We'll get out the machines to-day. We'll write a story--just as if we
could file it on a free cable. It will do us good. We'll tell the
story--"

"We'd have to eat it....Boylan, if I should tell this story on paper,
the Russians would burn it and me and the house in which it was
written....No. I must work better than that. Come back. I want
Dabnitz--"

Boylan drew him face about.

"You're not going to--"

"No--no. I wasn't thinking of killing him. It wouldn't do any good.
One would have to kill all the officers and save enough energy for the
Little Father at the last. No, I want him to help me--"

They found him at headquarters.

"Lieutenant Dabnitz," Peter said, his hand upon the Russian's
shoulder, speaking very quietly, "I feel like a fool doing nothing all
day long--and so much to do. I want you to take me over to that
hospital Samarc is in, and set me officially to work. Let me be
orderly, anything, to-day. I want to help, if you'll forgive me--"

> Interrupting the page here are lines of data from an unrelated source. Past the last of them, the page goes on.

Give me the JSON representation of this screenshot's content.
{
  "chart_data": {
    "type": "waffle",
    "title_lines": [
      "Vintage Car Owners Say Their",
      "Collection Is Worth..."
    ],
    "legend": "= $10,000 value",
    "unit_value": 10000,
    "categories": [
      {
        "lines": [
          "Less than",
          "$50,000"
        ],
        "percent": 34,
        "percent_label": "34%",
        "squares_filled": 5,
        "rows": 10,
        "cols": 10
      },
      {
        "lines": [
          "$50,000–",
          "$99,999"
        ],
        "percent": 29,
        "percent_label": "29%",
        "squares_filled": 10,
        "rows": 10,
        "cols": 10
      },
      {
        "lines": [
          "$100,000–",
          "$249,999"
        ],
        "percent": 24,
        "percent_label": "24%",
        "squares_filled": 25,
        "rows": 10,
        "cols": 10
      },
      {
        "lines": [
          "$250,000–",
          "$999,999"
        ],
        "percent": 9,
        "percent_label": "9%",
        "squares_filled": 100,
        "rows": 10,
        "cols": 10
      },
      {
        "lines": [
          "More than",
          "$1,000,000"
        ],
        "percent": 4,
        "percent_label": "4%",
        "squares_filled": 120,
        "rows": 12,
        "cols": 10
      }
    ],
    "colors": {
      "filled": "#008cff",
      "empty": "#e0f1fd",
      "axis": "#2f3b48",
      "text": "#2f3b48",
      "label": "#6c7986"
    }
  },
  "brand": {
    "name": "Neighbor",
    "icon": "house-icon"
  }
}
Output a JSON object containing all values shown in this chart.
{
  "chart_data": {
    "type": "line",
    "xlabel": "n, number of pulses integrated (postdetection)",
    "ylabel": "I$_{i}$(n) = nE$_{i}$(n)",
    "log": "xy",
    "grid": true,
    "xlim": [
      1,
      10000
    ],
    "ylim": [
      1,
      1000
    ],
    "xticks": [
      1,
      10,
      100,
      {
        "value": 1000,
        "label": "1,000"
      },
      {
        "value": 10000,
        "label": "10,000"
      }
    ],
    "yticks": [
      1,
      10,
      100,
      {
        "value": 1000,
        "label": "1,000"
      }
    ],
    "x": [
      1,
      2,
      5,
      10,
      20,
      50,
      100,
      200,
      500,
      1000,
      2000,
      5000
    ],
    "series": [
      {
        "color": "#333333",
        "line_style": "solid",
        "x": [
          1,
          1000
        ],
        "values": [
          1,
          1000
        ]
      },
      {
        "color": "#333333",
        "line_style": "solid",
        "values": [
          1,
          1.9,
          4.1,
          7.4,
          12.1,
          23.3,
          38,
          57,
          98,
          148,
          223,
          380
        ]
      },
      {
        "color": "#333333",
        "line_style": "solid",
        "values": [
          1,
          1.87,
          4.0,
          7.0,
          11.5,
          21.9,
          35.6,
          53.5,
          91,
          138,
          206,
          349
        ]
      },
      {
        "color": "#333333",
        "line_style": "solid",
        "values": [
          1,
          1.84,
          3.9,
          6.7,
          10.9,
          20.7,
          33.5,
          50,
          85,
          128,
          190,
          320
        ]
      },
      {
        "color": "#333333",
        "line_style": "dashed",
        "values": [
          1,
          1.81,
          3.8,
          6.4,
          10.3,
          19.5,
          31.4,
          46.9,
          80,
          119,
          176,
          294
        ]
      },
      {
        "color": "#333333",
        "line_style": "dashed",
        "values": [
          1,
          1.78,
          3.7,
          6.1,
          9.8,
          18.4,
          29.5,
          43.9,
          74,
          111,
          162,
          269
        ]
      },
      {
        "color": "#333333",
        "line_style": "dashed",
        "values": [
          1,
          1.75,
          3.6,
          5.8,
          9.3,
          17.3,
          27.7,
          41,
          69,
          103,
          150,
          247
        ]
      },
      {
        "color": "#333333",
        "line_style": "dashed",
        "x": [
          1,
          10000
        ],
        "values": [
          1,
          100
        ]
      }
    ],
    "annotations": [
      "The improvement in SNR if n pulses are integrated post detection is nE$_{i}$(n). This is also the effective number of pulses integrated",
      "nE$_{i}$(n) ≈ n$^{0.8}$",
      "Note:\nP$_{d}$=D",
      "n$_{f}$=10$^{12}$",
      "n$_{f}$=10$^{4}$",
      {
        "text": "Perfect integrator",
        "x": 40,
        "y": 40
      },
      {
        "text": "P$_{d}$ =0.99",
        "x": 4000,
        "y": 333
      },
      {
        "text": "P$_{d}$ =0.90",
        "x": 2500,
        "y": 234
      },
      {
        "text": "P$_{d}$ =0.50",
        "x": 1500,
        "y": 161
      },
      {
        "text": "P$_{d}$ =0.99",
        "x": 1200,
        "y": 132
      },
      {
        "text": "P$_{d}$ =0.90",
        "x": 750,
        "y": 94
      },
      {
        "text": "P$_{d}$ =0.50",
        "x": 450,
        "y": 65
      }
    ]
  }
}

"Gladly, Mr. Mowbray. I'm sure they'll be very glad. Of course, they
are always short-handed in the hospitals."

"Thanks."

Boylan's heart gave a thump at the new light in Mowbray's eyes.

"I'll go along, too," he said. "I'm the daddy of them all, when it
comes to lifting."

A ragged platoon volley crashed from the court as they entered the
street. Peter's steps quickened.




Chapter 7


Of course, they did not know it in _The States'_ office, neither
the Old Man nor his managing editor, but a way had been found to
_rock_ Peter Mowbray. Indeed he would have been rocked to pieces
had he not found his work that day in Judenbach. ....When no one was
listening, he would talk to the wounded. Peter discovered that there
was a woman in him, as many a field-man has discovered. In fact he
came to believe that we are all mixed men and women, and that it is
the woman in us that suffers most. He had a suspicion that there was a
woman in Boylan, and had to smile just there. He sank into the work,
and saved himself. Samarc appeared to be asleep.